In the years just after Kennedy, the public remained highly supportive of the program. Lyndon Johnson used it as a model for his domestic-service agency Volunteers in Service to America, a leading part of his war on poverty. Even after Kennedy’s Democratic party gave up the White House, less instinctively supportive administrations were reluctant to meddle with the Peace Corps. Nixon’s aide Patrick Buchanan advised the thirty-seventh President that it would be a mistake to tamper with such a popular initiative, and the man who had formerly been among the Peace Corps’s most prominent critics came to support its continued existence.
Enlistment lapsed during the Vietnam War, however, as many likely volunteers found themselves drafted into military service instead. The number of volunteers dropped from 15,000 to 5,000. Later, during the 1990s, when the economy was flourishing and lucrative jobs were in plenty, enlistment dwindled again. Then after the terrorist attacks of September 11, 2001, the Corps saw its application totals spike by 23 percent.

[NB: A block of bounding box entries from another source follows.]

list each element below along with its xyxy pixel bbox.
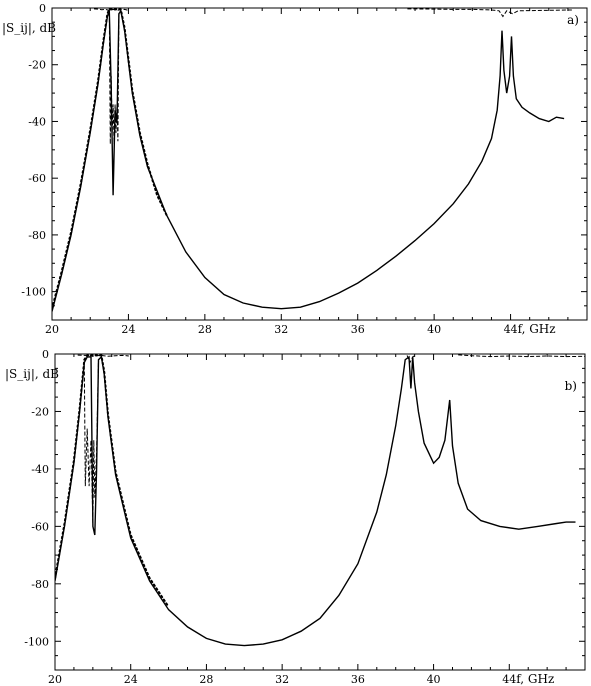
y-tick-label: -80 — [31, 578, 49, 591]
series-solid-line — [52, 8, 565, 312]
x-axis-label: f, GHz — [518, 322, 556, 336]
panel-tag: a) — [567, 13, 579, 27]
plot-frame — [54, 353, 586, 671]
x-tick-label: 40 — [427, 323, 441, 336]
series-dashed-line — [407, 8, 574, 18]
plot-frame — [51, 7, 588, 321]
x-tick-label: 28 — [199, 673, 213, 686]
series-dashed-line — [61, 9, 148, 275]
y-axis-label: |S_ij|, dB — [5, 367, 59, 381]
series-solid-line — [55, 355, 576, 647]
y-tick-label: 0 — [42, 348, 49, 361]
series-dashed-line — [77, 354, 129, 357]
x-tick-label: 28 — [198, 323, 212, 336]
x-tick-label: 44 — [504, 323, 518, 336]
y-tick-label: -40 — [31, 463, 49, 476]
panel-b: 20 24 28 32 36 40 44 0 -20 -40 -60 -80 -100 |S_ij|, d… — [5, 348, 586, 686]
x-tick-label: 44 — [502, 673, 516, 686]
y-tick-label: -60 — [31, 520, 49, 533]
y-tick-label: -100 — [24, 635, 49, 648]
y-axis-label: |S_ij|, dB — [2, 21, 56, 35]
x-tick-label: 20 — [45, 323, 59, 336]
x-tick-label: 32 — [275, 673, 289, 686]
panel-a: 20 24 28 32 36 40 44 0 -20 -40 -60 -80 -100 |S_ij|, d… — [2, 2, 588, 336]
y-tick-label: -80 — [28, 229, 46, 242]
series-dashed-line — [406, 355, 415, 364]
x-tick-label: 36 — [351, 673, 365, 686]
y-tick-label: -20 — [28, 59, 46, 72]
y-tick-label: -60 — [28, 172, 46, 185]
y-tick-label: 0 — [39, 2, 46, 15]
x-tick-label: 40 — [427, 673, 441, 686]
x-tick-label: 36 — [351, 323, 365, 336]
series-dashed-line — [458, 354, 585, 358]
x-tick-label: 20 — [48, 673, 62, 686]
y-tick-label: -100 — [21, 286, 46, 299]
x-axis-label: f, GHz — [516, 672, 554, 686]
x-tick-label: 24 — [124, 673, 138, 686]
y-tick-label: -20 — [31, 405, 49, 418]
x-tick-label: 24 — [121, 323, 135, 336]
series-dotted-line — [55, 354, 170, 608]
series-dotted-line — [52, 8, 168, 310]
series-dashed-line — [64, 355, 109, 527]
y-tick-label: -40 — [28, 115, 46, 128]
x-tick-label: 32 — [274, 323, 288, 336]
panel-tag: b) — [565, 379, 577, 393]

With corporate jobs in shorter supply, a growing sense of national unity, and a strong endorsement of national service in President Bush’s 2002 State of the Union Address, Americans began to take an interest once more in serving their country abroad. Because of this, and because of the growth of Peace Corps-inspired programs like Teach for America, President Kennedy’s legacy of national service has endured and remains strong to this day.
—Alexander Burns, an undergraduate at Harvard College, is a frequent contributor to AmericanHeritage.com.